His hands on me.  One hand holding me still, while He raises my skirt, pulls my panties around my knees.  Strokes my ass.

i want Him to spank me slowly, rubbing in between strokes.  Letting the sting of each hit sink in, hand raised, before He lets another one fall.  

i squirm.  O, yes, it hurts.  

And it makes me wet ~ so wet, just writing about it makes me wet too.

i think i will cut-and-paste this part of the blog to Sir.  This is the kind of fantasy i think He might enjoy… smiling…

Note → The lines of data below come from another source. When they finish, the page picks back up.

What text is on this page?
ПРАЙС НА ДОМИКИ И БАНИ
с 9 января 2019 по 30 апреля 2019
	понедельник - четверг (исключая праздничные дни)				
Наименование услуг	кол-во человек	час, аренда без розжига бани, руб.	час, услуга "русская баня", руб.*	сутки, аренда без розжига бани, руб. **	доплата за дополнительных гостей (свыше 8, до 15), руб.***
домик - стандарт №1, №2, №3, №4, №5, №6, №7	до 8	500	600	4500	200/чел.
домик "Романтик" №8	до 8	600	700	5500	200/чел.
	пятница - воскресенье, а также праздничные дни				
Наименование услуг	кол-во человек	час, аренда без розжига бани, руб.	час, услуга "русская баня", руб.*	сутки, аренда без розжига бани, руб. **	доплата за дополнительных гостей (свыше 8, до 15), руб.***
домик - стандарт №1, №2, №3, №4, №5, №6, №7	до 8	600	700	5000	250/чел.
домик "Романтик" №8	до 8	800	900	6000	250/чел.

And just the thought of it, that intense physical sensation, the connection with Him, keeps me open and centered today.

What a good place to be.

 

7 Responses to “Announcements?”

  1. Striving for Peace January 4, 2012 at 8:36 am #

    Moments of calm are wonderful
    rest

    and breathe

    (and I’m sure I’m not the only one who went “Crisis”?? is everything ok??? — but you have enough of that in RL — you don’t need your bloggers revving you up too)

    and

    mmmmm to the spanking fantasy — I’m losing the last of my spanking soreness and it made me feel his hand on me again — so

    thank you

    sfp

    • aisha January 5, 2012 at 5:33 am #

      @Sfp,

      Mmmm, yeah… the fantasy was nice, the actual spanking ~ even better.

      And sorry about the crisis thing ~ my daughter’s been calling in a panic about one thing or another at least 3 times a week since she found out she was pregnant. Part of it is just how she is, part of it’s hormones, none of it {knock on wood} has actually been of the epic proportions she thought it was. Not that they weren’t important or difficult crisis for her, of course they were. They just weren’t actually the end of the world as we know it. Thank goodness, knock on wood again!!

      hugs,

      aisha

  2. Faithful January 4, 2012 at 10:43 am #

    I hope you get spanked to your hearts delight tonight!

    ~faithful

    • aisha January 5, 2012 at 5:34 am #

      Thanks, Faithful!

      aisha

  3. Sky January 4, 2012 at 9:01 pm #

    Being spanked slowly with his hand ribbing between each stroke….divine.

    I hope you get spanked just like your fantasy 😉

    Thank you Aisha for letting people know about my blog. I really appreciate it. I’m slowly working my way through my readers but I hope they email me before that! Again, thank you

    Fondly. Sky. xx

    • aisha January 5, 2012 at 5:35 am #

      @Sky,

      No problem ~ hopefully, you’ll get through the list soon!

      And ~ smiling ~ i did. i got spanked just like my fantasy. How cool is that?

      hugs,

      aisha

  4. Ashly January 5, 2012 at 7:44 am #

    I wish you a great 2012 , I do enjoy reading your blog keep the good work up. I have been following poor Sky’s blog. Give her me best regards and hope she has a better 2012. To my thinking she is better of with out her arshole of an husband and her daughters who have taken there fathers side.